Per Malone’s own words, she’s “made peace” with her assailant and sought this through “restorative justice,” rather than through the criminal legal system, which we know often fails survivors. But many on the internet feel entitled to more information about the alleged assault: “This is sad all around but not naming the person who assaulted you is putting other people at risk,” one commenter wrote. “Do you not think that people who sexually assault another should be ‘canceled’? … Maybe the person who assaulted you also assaulted someone else before you. You are enabling the perpetrator. Please do better and name the person!!”

“It’s great that you have managed to heal … Not going to lie though, wish whoever assaulted you was held responsible for their terrible actions against you,” another commenter wrote.

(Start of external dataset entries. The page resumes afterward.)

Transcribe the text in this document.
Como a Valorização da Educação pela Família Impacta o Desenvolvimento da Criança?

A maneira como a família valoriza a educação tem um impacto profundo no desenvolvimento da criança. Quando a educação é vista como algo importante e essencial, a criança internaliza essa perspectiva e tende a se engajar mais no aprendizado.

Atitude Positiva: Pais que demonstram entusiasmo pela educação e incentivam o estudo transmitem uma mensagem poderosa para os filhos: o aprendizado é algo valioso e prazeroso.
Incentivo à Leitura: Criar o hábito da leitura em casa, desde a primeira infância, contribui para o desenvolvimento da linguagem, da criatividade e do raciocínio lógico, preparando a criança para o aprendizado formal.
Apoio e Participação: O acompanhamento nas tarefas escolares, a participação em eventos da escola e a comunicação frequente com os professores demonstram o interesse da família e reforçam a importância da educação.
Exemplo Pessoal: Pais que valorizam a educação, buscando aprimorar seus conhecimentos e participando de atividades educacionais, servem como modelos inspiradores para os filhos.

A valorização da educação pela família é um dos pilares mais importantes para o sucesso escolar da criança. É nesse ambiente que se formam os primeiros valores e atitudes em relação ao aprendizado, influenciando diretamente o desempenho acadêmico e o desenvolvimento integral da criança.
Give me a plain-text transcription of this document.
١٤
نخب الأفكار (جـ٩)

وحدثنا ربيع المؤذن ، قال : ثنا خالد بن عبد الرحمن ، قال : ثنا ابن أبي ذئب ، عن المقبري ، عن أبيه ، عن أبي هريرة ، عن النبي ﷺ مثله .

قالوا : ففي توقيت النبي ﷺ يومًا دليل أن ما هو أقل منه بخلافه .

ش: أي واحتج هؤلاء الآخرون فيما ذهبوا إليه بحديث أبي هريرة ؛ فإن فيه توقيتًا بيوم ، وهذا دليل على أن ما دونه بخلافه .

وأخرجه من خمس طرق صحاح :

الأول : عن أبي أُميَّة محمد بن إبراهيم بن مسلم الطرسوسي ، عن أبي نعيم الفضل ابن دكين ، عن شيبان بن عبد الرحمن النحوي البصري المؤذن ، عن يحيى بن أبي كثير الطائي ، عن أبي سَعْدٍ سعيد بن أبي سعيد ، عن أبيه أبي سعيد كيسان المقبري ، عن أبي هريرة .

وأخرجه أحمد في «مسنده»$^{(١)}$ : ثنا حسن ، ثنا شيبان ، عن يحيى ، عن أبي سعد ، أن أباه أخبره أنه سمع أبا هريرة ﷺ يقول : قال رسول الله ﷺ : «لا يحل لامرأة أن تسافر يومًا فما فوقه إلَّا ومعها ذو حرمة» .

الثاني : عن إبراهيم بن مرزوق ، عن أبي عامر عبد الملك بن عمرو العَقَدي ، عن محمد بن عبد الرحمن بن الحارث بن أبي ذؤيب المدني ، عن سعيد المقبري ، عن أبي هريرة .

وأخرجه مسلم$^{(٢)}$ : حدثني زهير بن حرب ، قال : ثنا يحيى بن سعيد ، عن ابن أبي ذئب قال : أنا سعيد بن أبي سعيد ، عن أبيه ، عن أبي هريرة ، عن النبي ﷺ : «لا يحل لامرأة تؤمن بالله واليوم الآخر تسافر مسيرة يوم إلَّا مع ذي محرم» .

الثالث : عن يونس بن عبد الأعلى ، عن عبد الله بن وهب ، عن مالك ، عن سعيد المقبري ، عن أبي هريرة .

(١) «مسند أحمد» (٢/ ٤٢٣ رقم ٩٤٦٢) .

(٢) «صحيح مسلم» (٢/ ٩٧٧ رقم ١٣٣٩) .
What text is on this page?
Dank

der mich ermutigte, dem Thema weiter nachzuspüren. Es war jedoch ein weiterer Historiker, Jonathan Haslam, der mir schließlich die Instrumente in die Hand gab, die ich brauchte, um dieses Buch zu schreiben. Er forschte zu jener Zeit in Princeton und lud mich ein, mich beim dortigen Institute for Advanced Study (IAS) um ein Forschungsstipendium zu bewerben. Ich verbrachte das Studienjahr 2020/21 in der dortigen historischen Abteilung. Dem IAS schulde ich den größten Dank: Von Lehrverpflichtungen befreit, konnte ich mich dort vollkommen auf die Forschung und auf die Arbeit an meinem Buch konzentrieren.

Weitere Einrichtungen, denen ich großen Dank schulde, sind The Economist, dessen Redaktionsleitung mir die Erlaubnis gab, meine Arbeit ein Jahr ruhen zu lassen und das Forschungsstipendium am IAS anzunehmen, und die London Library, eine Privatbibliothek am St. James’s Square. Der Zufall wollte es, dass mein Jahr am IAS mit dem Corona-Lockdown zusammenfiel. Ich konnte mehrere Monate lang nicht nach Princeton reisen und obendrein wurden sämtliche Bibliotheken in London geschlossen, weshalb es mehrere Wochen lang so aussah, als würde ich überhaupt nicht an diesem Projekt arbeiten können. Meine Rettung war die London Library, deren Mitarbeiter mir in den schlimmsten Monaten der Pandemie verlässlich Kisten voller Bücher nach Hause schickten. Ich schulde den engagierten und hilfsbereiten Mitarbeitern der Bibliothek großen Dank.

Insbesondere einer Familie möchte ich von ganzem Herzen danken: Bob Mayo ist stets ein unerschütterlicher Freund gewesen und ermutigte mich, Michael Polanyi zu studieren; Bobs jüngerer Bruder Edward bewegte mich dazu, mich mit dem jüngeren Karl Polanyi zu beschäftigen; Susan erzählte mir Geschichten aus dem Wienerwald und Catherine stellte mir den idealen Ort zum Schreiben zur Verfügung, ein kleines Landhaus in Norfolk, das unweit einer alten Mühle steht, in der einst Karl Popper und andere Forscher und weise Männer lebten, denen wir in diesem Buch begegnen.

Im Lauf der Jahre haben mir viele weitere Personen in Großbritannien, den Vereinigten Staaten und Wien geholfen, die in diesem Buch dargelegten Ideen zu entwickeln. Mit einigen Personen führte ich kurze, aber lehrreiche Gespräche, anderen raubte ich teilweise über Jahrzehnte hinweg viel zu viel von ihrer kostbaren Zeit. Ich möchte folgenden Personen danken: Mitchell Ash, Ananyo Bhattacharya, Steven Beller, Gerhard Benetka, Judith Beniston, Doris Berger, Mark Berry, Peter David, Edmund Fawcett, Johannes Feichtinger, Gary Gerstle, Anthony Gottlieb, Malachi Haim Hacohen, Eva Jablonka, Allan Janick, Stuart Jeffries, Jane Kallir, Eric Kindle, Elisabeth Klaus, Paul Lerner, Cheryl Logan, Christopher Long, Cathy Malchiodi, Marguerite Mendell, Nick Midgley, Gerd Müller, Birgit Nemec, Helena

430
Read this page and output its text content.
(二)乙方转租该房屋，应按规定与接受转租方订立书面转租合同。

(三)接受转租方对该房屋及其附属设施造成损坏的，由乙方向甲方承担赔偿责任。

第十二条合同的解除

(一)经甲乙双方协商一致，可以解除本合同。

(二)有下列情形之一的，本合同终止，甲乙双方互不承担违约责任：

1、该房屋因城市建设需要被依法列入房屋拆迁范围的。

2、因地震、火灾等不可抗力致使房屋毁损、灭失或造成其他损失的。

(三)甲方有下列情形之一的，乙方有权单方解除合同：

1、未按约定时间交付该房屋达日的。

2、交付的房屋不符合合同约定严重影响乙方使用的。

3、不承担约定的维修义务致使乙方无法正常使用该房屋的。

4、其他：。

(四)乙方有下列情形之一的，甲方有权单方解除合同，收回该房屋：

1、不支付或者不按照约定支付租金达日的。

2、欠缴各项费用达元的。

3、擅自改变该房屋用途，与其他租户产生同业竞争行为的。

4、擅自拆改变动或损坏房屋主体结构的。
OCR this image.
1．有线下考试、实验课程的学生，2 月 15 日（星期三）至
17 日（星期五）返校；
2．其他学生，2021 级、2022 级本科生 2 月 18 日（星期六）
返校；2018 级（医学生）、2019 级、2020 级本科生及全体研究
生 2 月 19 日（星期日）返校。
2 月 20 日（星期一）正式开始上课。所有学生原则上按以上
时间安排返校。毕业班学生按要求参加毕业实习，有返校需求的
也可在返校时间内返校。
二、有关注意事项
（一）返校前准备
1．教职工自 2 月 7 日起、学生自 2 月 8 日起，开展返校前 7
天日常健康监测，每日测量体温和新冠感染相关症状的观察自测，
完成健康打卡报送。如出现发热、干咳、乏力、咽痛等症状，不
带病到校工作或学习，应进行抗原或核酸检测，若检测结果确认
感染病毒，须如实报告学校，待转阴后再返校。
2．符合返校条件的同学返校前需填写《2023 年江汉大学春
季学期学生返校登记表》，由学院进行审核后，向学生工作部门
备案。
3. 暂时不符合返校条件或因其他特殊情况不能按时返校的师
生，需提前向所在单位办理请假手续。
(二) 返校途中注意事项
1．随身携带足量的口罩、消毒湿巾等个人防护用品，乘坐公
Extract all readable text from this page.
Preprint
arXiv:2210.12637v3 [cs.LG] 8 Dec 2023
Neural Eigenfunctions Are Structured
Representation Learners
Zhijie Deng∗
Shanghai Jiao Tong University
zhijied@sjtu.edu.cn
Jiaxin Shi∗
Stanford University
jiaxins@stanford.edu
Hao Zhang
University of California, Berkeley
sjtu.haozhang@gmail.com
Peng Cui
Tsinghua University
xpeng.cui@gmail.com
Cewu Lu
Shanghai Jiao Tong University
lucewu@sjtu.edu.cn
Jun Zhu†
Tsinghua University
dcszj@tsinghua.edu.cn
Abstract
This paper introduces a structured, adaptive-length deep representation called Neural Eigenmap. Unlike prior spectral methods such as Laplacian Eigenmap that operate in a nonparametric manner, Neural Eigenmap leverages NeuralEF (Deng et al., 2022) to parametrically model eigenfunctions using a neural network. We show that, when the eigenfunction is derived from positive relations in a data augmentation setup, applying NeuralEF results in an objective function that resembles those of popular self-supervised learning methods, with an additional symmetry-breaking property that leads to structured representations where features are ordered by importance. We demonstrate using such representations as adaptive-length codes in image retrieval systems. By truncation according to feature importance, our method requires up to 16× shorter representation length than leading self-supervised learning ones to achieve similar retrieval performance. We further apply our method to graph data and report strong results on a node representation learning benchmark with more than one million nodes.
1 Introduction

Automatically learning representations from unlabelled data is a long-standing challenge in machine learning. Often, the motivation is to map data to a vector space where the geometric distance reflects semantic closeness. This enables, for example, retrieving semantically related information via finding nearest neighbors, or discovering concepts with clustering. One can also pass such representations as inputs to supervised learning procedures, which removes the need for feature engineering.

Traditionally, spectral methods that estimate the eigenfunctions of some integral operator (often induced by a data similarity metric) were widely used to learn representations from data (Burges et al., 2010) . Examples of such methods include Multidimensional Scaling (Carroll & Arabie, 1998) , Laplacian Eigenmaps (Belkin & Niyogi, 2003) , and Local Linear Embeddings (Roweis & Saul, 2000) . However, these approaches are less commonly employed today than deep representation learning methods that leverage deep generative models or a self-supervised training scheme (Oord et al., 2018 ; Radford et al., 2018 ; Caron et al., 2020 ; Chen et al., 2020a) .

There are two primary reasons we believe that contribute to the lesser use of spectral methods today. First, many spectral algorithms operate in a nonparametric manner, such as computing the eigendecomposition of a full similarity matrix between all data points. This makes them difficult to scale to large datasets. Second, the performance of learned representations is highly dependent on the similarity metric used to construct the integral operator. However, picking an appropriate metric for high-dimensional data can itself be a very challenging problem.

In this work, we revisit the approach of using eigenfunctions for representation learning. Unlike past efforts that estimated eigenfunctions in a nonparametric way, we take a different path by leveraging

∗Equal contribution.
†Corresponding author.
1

I’m befuddled by the notion that a survivor could simply name their abuser and bring them to justice—a belief that flies in the face of essentially everything we’ve seen survivors face upon coming forward. It’s especially galling in the wake of Johnny Depp and Amber Heard’s defamation trial last year, when Heard did try to bring Depp to account and was widely demonized, called a liar, and basically driven out of public life. Frenzied media coverage of the trial made it into a public spectacle for voyeuristic consumption, and Heard was required to detail every aspect of perhaps the most traumatic period of her life. Then, even in the face of extensive evidence of years of abuse, she faced an aggressive public harassment campaign and was ordered to pay thousands to a man who appears to have apologized via text for allegedly beating her on a private plane.

The public disclosure of nearly every aspect of the abuse Heard faced didn’t save her. Nor were other victims much helped by a trial that popularized all kinds of victim-blaming and harassment tactics, like the misleading narrative of “mutual abuse” or defamation suits to silence victims. Nonetheless, “fans” or at least followers of Malone are insisting that her decision to process and heal from her assault in a private, non-punitive manner was somehow selfish.

Thankfully, many have already expressed support for Malone in the face of cruel reactions. “The moment she names someone you like you’ll start calling her a liar. and with how defamation lawsuits are on the rise + the way you’ve treated the women who came forward, you’re in no position to demand anything,” one user wrote in a Friday tweet. To be clear, Heard was sued for defamation—and lost—despite not even naming Depp in the op ed in question. Asking that Malone name her alleged abuser is asking her to risk pretty serious legal troubles.

“Commenting on a survivor’s post that they need to name and therefore ‘cancel’ the perpetrator really sums up how people are under the illusion that predators can be stopped via internet discourse and are using that false belief to harm survivors directly,” NBC reporter Kat Tenbarge wrote in another tweet.

The early support Malone is receiving following the gross demands being made of her is heartening—I just wish public-facing survivors weren’t subjected to invasive questions and harassment campaigns in the first place.